The Satanic Temple Secures Religious Accommodation for Bathroom Access for Colorado Student

The Satanic Temple Secures Religious Accommodation for Bathroom Access for Colorado Student

The Satanic Temple’s Protect Children Project (PCP) has secured a religious accommodation for a student at Elizabeth High School in Elizabeth, Colorado, exempting her from the school’s Minga bathroom monitoring system.

The student and her family initially asked the district for a religious exemption, arguing that the school’s bathroom access rules conflicted with her sincerely held religious beliefs as a member of The Satanic Temple (TST). When that request was denied, they turned to the Protect Children Project, which defends student TST members against school policies that burden their religious practices, including corporal punishment, restraint, seclusion, and bathroom access restrictions.

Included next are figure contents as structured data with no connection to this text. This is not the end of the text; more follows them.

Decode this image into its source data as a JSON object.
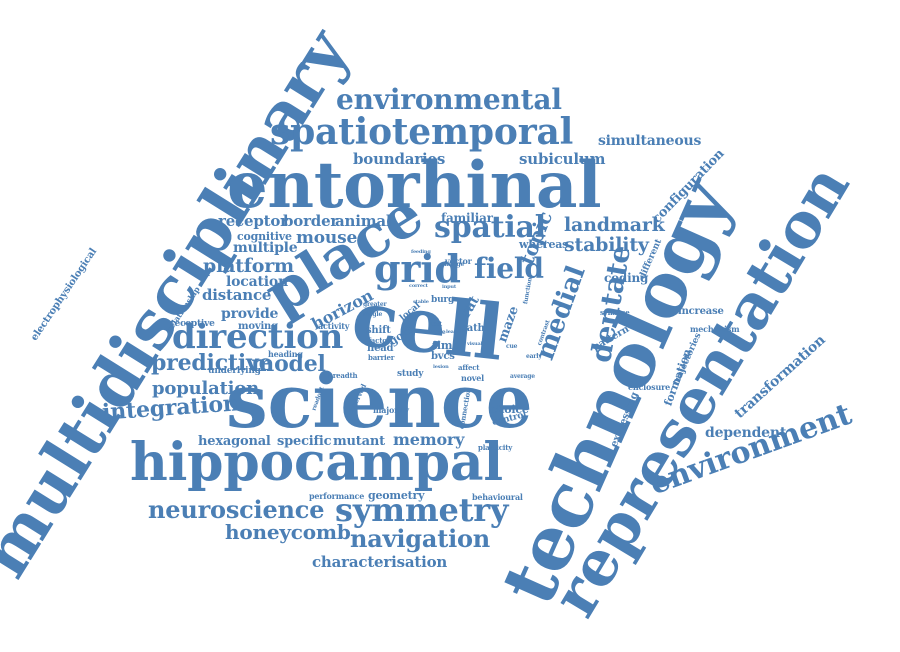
{
  "cloud": {
    "color": "#4B7FB5",
    "words": [
      "multidisciplinary",
      "technology",
      "representation",
      "science",
      "cell",
      "entorhinal",
      "hippocampal",
      "place",
      "spatiotemporal",
      "environmental",
      "environment",
      "grid",
      "spatial",
      "direction",
      "symmetry",
      "navigation",
      "neuroscience",
      "honeycomb",
      "characterisation",
      "model",
      "predictive",
      "population",
      "integration",
      "field",
      "dentate",
      "medial",
      "topic",
      "landmark",
      "stability",
      "boundaries",
      "subiculum",
      "simultaneous",
      "configuration",
      "receptor",
      "border",
      "animal",
      "familiar",
      "cognitive",
      "mouse",
      "multiple",
      "platform",
      "location",
      "distance",
      "provide",
      "horizon",
      "moving",
      "heading",
      "underlying",
      "hexagonal",
      "specific",
      "mutant",
      "memory",
      "performance",
      "geometry",
      "behavioural",
      "dependent",
      "transformation",
      "mechanism",
      "increase",
      "enclosure",
      "formation",
      "trajectories",
      "expressing",
      "pattern",
      "coding",
      "different",
      "electrophysiological",
      "relationship",
      "receptive",
      "maze",
      "goal",
      "head",
      "time",
      "bvcs",
      "shift",
      "study",
      "novel",
      "choice",
      "control",
      "connection",
      "plasticity",
      "majority",
      "observed",
      "breadth",
      "factor",
      "barrier",
      "activity",
      "vector",
      "whereas",
      "change",
      "rat",
      "path",
      "local",
      "burg",
      "single",
      "affect",
      "average",
      "contrast",
      "synapse",
      "function",
      "feeding",
      "greater",
      "correct",
      "input",
      "test",
      "more",
      "learn",
      "early",
      "readout",
      "lesion",
      "stable",
      "cue",
      "visual"
    ]
  }
}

At the center of the dispute was Minga, a digital hall pass system used to monitor student movement during the school day, including bathroom access. For this student, the policy conflicted with her religious beliefs, including TST’s Third Tenet: “One’s body is inviolable, subject to one’s own will alone.”

The Protect Children Project challenged the district’s refusal to accommodate the student’s beliefs. In a letter to the district, TST legal counsel Matt Kezhaya argued that the school’s bathroom monitoring system and restrictions on bathroom access burdened the student’s religious exercise by placing school authority over her bodily autonomy. The letter also cited Mahmoud v. Taylor (2025), the U.S. Supreme Court’s ruling involving parents who challenged a public school district’s refusal to allow students to opt out of instruction they said conflicted with their religious beliefs. As Kezhaya wrote, “By its very nature, the system requires [the student] to subordinate her bodily needs to institutional surveillance and control.”

The district ultimately granted the religious accommodation last Tuesday. Under it, the student is exempt from Minga for bathroom access and will use a laminated physical pass instead of the digital system.

Defending student TST members from school policies that burden their religious beliefs is central to Protect Children Project’s mission. The religious accommodation in Elizabeth, Colorado, demonstrates that commitment in action. These events also serve as a reminder that when the Supreme Court recognizes a religious protection, as it did in Mahmoud v. Taylor, public institutions cannot limit those protections to majority or politically favorable religious groups.